Мысль о греховности охоты привилась. Мы не будем даже задумываться о том, насколько в этом феномене отразилась классовая неприязнь философов к скачущим по полям и лесам вооруженным гражданам. Но все же интересно, что именно за такую деятельность, почитавшуюся им бесполезной, много позже (1494 г.) продолжал порицать Нимрода один из первых немецких гуманистов Себастиан Брант — человек совсем другого времени: «Отцом охоты был Нимрод, // Чей богом был отвергнут род»{21}. Не правда ли, невероятную власть имеют над человеком древние тексты? Каждое новое поколение перечитывает их по-новому и по-новому комментирует. И ведь не скажешь, что эти тексты не заслуживают своей участи: не зря их от эпохи к эпохе треплют и перебирают очень даже не последние люди, неслучайно, что они выдержали намного более основательную трепку столетий.
Так или иначе, основополагающие моменты рождения образа очевидны, и ни один даже самый остроумный комментарий к этому ничего существенного не прибавит. Яхвист создал Легенду о Башне (возможно, опираясь на шумеро-аккадские сказания и зная о священных зиккуратах), Иосиф Флавий ее прокомментировал, Августин разложил по полочкам, а Брейгель проиллюстрировал.

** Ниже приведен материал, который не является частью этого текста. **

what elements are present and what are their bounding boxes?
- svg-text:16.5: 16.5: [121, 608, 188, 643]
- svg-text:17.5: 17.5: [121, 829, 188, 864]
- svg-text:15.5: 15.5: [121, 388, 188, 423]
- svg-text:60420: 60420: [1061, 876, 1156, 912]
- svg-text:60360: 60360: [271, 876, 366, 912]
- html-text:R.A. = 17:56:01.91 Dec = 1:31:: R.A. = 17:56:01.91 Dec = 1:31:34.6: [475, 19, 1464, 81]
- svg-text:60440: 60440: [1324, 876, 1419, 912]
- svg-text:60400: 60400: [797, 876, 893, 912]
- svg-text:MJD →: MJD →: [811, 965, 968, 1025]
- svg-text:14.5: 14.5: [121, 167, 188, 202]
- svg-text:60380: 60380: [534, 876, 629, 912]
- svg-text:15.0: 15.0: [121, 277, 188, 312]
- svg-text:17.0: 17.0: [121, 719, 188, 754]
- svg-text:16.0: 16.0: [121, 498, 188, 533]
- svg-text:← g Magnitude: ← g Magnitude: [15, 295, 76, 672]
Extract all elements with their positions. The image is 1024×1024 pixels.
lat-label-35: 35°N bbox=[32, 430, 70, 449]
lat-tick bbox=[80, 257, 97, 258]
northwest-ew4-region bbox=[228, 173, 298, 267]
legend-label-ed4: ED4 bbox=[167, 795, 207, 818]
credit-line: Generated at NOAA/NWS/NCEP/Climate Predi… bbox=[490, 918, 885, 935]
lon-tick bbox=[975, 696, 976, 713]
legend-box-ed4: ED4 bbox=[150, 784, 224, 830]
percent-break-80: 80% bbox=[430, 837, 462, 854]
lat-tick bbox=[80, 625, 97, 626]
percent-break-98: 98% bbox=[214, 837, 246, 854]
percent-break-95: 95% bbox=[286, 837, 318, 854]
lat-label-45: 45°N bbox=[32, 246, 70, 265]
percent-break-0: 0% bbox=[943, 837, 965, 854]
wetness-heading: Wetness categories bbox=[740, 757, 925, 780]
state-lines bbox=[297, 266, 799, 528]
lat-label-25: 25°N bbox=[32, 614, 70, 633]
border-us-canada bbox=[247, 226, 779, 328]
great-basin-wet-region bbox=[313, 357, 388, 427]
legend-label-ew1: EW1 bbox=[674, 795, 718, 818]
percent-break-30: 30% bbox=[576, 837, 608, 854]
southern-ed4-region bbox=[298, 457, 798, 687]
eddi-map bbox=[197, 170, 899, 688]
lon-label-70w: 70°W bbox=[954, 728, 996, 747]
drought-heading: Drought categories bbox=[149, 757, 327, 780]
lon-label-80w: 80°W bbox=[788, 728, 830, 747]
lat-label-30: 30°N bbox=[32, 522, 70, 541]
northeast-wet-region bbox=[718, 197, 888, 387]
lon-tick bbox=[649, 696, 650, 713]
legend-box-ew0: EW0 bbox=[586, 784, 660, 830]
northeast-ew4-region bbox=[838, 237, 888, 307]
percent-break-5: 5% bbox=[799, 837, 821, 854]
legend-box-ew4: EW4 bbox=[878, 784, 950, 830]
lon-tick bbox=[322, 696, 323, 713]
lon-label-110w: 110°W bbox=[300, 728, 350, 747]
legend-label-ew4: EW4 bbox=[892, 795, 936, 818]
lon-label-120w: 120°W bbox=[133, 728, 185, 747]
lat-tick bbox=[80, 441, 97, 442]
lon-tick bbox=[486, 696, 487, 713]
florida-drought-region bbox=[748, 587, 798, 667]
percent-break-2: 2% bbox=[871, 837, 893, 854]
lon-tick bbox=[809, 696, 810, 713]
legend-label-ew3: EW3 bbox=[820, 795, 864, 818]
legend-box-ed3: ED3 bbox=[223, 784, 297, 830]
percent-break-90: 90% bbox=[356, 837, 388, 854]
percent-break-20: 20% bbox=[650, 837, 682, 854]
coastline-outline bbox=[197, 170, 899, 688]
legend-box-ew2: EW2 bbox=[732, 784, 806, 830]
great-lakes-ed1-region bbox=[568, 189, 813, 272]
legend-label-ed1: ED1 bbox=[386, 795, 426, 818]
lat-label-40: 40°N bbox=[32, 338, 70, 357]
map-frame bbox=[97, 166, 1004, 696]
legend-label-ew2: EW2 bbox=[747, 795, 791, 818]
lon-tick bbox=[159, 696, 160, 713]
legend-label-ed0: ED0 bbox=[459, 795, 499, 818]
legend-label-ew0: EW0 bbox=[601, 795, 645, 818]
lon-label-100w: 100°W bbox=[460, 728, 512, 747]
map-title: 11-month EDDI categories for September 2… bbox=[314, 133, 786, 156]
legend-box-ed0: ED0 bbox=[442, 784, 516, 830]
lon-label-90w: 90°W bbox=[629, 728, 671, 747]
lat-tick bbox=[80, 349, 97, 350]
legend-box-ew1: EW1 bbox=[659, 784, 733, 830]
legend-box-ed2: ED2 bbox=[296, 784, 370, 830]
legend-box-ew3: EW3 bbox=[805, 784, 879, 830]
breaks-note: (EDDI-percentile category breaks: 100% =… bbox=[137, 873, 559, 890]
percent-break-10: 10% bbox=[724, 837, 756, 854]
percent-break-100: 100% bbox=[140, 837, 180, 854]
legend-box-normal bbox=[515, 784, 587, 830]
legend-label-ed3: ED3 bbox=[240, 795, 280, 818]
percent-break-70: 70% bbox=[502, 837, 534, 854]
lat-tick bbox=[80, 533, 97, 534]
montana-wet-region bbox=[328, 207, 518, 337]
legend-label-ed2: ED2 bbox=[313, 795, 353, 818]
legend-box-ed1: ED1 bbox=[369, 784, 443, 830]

На все это ушло примерно две с половиной тысячи лет.
Судьба словосочетания «вавилонское столпотворение», зафиксированного во многих современных языках, сложилась по-разному. В русском упор оказался на слове «столпотворение», существующем независимо от своего первоначального значения («творение», т. е. созидание столпа)[72]. Означает это слово, как известно, «бестолковый шум, беспорядок при большом стечении народа»[73]. Нарицательно употребленное слово «Вавилон» для русского означает либо многоязычие в узком смысле слова, либо большой многоязыкий город[74]. Поэтому Нью-Йорк — это «Вавилон», а, к примеру, Мадрид — нет[75]. В западноевропейских же языках слово «Вавилон» или его производные употребляется для обозначения и «беспорядка при большом стечении народа», и беспорядка вообще[76], и многоязыкости, а слово «столпотворение» существует только как часть библейского словосочетания (the Tower of Babel, la Tour de Babel, der Turmbau zu Babel)[77].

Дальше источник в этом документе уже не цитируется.